2011 has been an incredibly choppy year, the economy is flirting between snail-paced growth and recession, and many companies and entire sectors are experiencing some severe business pressures or their management teams have made severe missteps. We wanted to identify the worst of stocks of 2011 based upon year-to-date performance that fit within liquidity and size parameters.
Many investors might have guessed that Aeropostale, Inc. (NYSE: ARO), Bank of America Corporation (NYSE: BAC), Research In Motion Limited (NASDAQ: RIMM), and The Talbots Inc. (NYSE: TLB) are among the worst performers. Their performance has been atrocious, but the Finviz screener showed many companies which have performed far worse.
There are many companies under $100 million in value or which are illiquid which have fallen even more. This group was focused on companies that trade with a market capitalization of more than $100 million and we screened out the companies which are either not liquid of roughly 200,000 shares a day. We also screened out the Chinese companies and their accounting woes, with one exception. This list of doozies here also had one critical threshold: the stocks are all down by 75% or more from the start of 2011.
American Superconductor Corporation (NASDAQ: AMSC) has become the boulevard of broken dreams for investors. The trouble goes even beyond alternative energy woes. It is suing the Chinese customer who refused to pay, but the ongoing issue is that the customer was just too large of ASC’s customer base for it to adequately hedge against. At $5.22, the 52-week trading range is $5.10 to $38.88. That might make some people cry. Shares are down more than 82% from the start of 2011 and the performance has been only red. The market cap is still amazingly about $265 million and it usually trades more than 1.2 million shares each day.
Camelot Information Systems Inc. (NYSE: CIS) came public last year in October and investors probably wished they never heard of the enterprise application services and financial industry information technology services player in China. A slowing bank spending climate hurt there even before Americans had to throw almost anything related to China in “the accounting soup” during this last summer and before. Camelot trades close to $4.65 and the 52-week trading range is $4.00 to $28.18. The stock is still worth more than $210 million and the shares are down right at 80% so far in 2011. Camelot trades close to 800,000 shares a day.
Frontline Ltd. (NYSE: FRO) is a Bermuda-based shipper that transports crude in very large crude containers and it also transports coal and iron ore in vessels that its owns or leases. Its business model is such that analysts expect losses in 2011 and in 2012. It has slashed its dividend and shrunk the operation’s footprint. Frontline trades at $6.02, its 52-week trading range is $5.72 to $29.47, and its market cap is $468 million. Frontline also trades more than 2 million shares a day on average. Unfortunately, this one is down about 76% year to date.

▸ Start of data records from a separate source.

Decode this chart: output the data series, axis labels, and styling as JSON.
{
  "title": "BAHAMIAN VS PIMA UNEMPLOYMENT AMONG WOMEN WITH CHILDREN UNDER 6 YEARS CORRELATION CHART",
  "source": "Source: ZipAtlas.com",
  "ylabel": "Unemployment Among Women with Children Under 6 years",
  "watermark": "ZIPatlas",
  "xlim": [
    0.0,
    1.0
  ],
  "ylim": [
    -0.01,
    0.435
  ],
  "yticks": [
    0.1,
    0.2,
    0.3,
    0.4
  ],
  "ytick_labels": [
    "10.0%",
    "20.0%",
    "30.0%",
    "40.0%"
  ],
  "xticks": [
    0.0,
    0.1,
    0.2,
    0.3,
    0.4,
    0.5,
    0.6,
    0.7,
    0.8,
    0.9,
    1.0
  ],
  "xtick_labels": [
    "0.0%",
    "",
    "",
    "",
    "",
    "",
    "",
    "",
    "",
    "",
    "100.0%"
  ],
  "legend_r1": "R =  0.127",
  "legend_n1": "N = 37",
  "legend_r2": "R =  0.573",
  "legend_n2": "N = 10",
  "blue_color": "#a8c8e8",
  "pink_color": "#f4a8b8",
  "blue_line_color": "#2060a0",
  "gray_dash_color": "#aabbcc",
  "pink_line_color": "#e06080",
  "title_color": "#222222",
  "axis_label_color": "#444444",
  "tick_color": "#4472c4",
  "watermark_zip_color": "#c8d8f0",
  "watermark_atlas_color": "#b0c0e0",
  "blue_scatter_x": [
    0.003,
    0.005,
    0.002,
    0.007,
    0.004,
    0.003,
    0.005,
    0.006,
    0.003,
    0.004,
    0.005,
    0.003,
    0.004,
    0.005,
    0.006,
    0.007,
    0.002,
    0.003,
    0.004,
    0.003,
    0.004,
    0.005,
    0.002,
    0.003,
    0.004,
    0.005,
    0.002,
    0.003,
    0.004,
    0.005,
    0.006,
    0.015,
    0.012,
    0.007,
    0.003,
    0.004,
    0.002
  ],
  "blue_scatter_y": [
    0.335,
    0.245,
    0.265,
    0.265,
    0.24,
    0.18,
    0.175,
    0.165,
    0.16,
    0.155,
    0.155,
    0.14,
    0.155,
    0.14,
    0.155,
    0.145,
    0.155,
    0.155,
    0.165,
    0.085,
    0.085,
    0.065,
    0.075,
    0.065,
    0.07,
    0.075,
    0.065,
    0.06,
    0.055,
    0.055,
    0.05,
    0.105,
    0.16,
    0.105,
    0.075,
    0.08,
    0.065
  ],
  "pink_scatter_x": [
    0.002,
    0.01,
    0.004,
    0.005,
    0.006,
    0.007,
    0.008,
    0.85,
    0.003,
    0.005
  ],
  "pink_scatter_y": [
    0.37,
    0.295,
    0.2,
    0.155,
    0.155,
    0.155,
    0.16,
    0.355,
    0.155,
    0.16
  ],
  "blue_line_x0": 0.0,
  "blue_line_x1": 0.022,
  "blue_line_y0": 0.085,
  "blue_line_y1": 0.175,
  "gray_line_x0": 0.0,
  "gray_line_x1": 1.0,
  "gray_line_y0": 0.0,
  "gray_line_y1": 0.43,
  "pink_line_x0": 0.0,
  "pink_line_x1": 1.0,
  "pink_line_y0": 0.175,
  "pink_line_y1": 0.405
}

Motricity, Inc. (NASDAQ: MOTR) has technically fallen out of the $100 million market capitalization rate, but only since yesterday. What is so sad here is that this was a mid-2010 IPO that rallied handily toward the end of 2010 when shares briefly hit $30.00. That was then for the mobile ad solutions provider aimed at allowing ad agencies to better focus on the mobile market. You hate to see a stock come public, ramp higher, and then fall to $2.00 the following year. The company is expected to lose money this year and next year. At $2.12, the 52-week trading range is $1.85 to $31.95, and its market cap is $96 million after a 4% drop on Monday. The stock’s average volume is about 2 million shares per day. This one leads the pack of post-IPO losers as it is down 89% year-to-date in 2011.
SemiLEDs Corporation (NASDAQ: LEDS) designs and manufactures light emitting diodes chips and components used in many lighting settings. Unfortunately, the promise of growth in lighting efficiency peaked and 2011 has so far been a very rough year for this company and its peers as even the industry leaders have had many warnings on their revenues and earnings. At $4.51, the 52-week trading range is $4.16 to $32.12. It also trades about 200,000 shares per day and the market cap is roughly $123 million. You could joke that SemiLEDS went dark in 2011 because the stock is down 84% year-to-date.
MGIC Investment Corporation (NYSE: MTG) should be called “Black Magic” rather than “Magic” these days. With new mortgage applications so low and with the private mortgage insurance sales being so soft in home mortgage lending, what is there to love here? The question is whether or not it can get to profitability before the business erodes out from under it. That this used to be a $70 stock no longer matters as no one expects that to ever be the case again and finding any great prospects in this housing market is more than difficult. Shares are now down to $2.36 after another 5% drop on Monday, but the 52-week trading range is $1.59 to $11.79. MGIC still trades more than 7 million shares a day on average and the market capitalization is almost $475 million. Shares are down more than 76% year-to-date.
Before you get too far down on stocks over poor performance, we have noted time after time that many value fund managers review the list of 52-week lows as one of the first tasks in their value screens. Not all losing stocks die, but finding value in highly troubled businesses is often more than challenging. As you have guessed, none of these stocks fit in as value stocks as they have underlying trouble in their businesses. Sometimes “cheap stocks” are not really cheap.